It took Sony two years to update its mid-range mirrorless camera a6000 with the a6300. But it took only around nine months for the a6500 to arrive.
At first glance, the a6500 does not seem to differ much from its predecessor. However, it is slightly bigger (4mm thicker) and has a more pronounced grip for a better hold of the camera.
It still has a solid and sturdy magnesium-alloy body, but is 49g heavier than its predecessor. This can be attributed to the inclusion of a built-in five-axis stabiliser.
It retains the 24.2-megapixel APS-C image sensor and 425 phase-detection autofocusing (AF) points of its predecessor.
But it has a faster processor and bigger buffer, which let it shoot 300 Jpeg or 107 RAW images continuously before the buffer runs out. The a6300 is rated at 44 Jpeg or 11 RAW images.

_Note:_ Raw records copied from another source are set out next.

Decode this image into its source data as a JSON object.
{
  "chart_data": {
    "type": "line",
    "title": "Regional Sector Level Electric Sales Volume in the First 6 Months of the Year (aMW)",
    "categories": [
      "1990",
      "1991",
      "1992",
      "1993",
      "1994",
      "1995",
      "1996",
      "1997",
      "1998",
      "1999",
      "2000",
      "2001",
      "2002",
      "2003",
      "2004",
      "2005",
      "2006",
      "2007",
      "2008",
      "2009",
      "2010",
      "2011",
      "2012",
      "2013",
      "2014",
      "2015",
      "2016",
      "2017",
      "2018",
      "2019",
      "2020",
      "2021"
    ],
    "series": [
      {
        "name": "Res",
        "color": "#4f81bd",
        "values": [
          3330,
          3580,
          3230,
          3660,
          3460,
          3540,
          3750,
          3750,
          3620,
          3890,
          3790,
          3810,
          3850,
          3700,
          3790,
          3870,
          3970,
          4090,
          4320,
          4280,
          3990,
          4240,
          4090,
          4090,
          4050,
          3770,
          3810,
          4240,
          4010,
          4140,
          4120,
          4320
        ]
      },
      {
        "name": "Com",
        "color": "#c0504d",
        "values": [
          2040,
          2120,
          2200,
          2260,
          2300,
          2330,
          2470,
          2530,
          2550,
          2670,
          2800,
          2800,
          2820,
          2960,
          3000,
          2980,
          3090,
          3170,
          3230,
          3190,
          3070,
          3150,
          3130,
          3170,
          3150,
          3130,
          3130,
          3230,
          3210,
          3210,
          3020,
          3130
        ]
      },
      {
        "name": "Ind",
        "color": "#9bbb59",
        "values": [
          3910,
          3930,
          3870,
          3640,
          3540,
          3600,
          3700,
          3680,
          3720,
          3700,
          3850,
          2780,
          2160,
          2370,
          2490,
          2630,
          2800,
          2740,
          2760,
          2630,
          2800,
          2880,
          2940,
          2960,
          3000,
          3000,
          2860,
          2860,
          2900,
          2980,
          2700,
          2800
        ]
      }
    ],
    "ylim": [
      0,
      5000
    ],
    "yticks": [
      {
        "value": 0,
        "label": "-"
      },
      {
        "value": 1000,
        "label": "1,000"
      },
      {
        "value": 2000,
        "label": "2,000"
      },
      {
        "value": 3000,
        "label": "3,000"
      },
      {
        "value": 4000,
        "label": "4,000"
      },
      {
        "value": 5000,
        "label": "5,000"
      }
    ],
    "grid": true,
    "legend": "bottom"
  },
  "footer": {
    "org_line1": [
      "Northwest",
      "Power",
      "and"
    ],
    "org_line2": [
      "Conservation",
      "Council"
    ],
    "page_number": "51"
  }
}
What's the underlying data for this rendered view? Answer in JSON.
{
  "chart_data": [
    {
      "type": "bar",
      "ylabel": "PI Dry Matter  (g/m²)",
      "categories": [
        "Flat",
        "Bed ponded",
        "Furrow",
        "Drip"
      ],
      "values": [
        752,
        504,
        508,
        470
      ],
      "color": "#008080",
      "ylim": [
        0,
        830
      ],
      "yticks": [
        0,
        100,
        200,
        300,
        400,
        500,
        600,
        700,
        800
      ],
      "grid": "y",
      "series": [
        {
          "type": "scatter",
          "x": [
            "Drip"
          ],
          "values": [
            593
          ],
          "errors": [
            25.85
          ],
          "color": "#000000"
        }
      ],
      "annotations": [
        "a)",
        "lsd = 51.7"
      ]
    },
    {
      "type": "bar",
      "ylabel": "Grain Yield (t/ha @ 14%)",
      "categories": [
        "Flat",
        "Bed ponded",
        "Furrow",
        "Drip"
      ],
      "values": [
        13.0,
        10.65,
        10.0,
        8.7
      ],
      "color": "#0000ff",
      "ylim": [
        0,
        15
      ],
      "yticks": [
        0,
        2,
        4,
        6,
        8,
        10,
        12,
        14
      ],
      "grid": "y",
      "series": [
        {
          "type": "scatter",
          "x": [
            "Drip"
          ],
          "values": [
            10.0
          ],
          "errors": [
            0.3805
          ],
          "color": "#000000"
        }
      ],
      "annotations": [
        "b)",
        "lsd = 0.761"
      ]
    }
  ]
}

In my tests using an SD card with a writing speed of 95MB per second, the a6500 was able to shoot 118 RAW images in 14.1sec before the buffer was full.
This is an absolutely stunning performance for a mid-range mirrorless camera, and it puts all other flagship DSLR cameras to shame.
PRICE: $1,949 (body only)
IMAGE SENSOR: 24.2-megapixel APS-C CMOS
SCREEN: 3-inch LCD touchscreen with 921,600 dots; electronic viewfinder with 2,359,296 dots
SENSITIVITY: ISO 100 to 51,200
SHOOTING SPEED: Up to 11 frames per second
CONNECTIVITY: Wi-Fi, Near Field Communication
WEIGHT: 435g (body only, with battery and memory card)
BATTERY LIFE: 3/5
VALUE FOR MONEY: 3/5
If shooting continuously with such speed and buffer is what you need, you can stop reading and go out to buy the camera.
The a6500 finally got a touchscreen display that its predecessors lacked. What's also nice about this is that you can use the electronic viewfinder to compose a picture, while at the same time use your thumb or finger to swipe on the touchscreen display to move the focusing point.
That said, moving the focusing point can be finicky as the feature was unresponsive at times. Also, the touchscreen display does not allow for the "tap to shoot" function found in many of its competitors.
Plus, the display can be tilted down by only 45 degrees and flipped up by 90 degrees. This is not a camera for taking selfies.
Operation-wise, it is around the same speed as its predecessor. The a6500 takes 1.4sec for both start-up and shutdown, compared with the usual 2sec of its competitors for the respective functions.
Paired with a 50mm f/1.8 lens, it achieved focus almost instantly in bright sunlight. During video recording in good lighting, it locked on a focus in less than 1sec at times, when I was panning to a new scene.
But in dim lighting conditions, it can take up to 2sec to get a focus. However, I think this is more due to the 50mm lens than the camera. With a Sony 16mm f/2.8 lens, it took only around 1sec to do so.
Image quality is superb, like its predecessors. It displays great dynamic range with plenty of details, even in the darker areas.
Noise performance is excellent as well. There were very few noise artefacts even at ISO 3,200. At ISO 6,400, noise artefacts were more evident, although the detail loss was minimal. Only at ISO 12,800 and above did the detail loss become really evident, with discolouration clearly visible.
Battery life continues to be average, at 350 still images on a full charge, which is the same as its predecessor. However, this is mitigated by the use of micro-USB charging, making it easier to charge the battery anywhere and also means one adapter fewer to take on your travels. You can also use a power bank to charge it on the go.
Perhaps the biggest downer is its price. At $1,949 without a kit lens, the Sony a6500 is $470 more expensive than an a6300 with a basic 15-60mm kit lens.
•Verdict: The Sony a6500 is a monster when it comes to buffering. Thus, if you are shooting sports requiring bursts of speeds over a prolonged period, this is definitely the camera to get.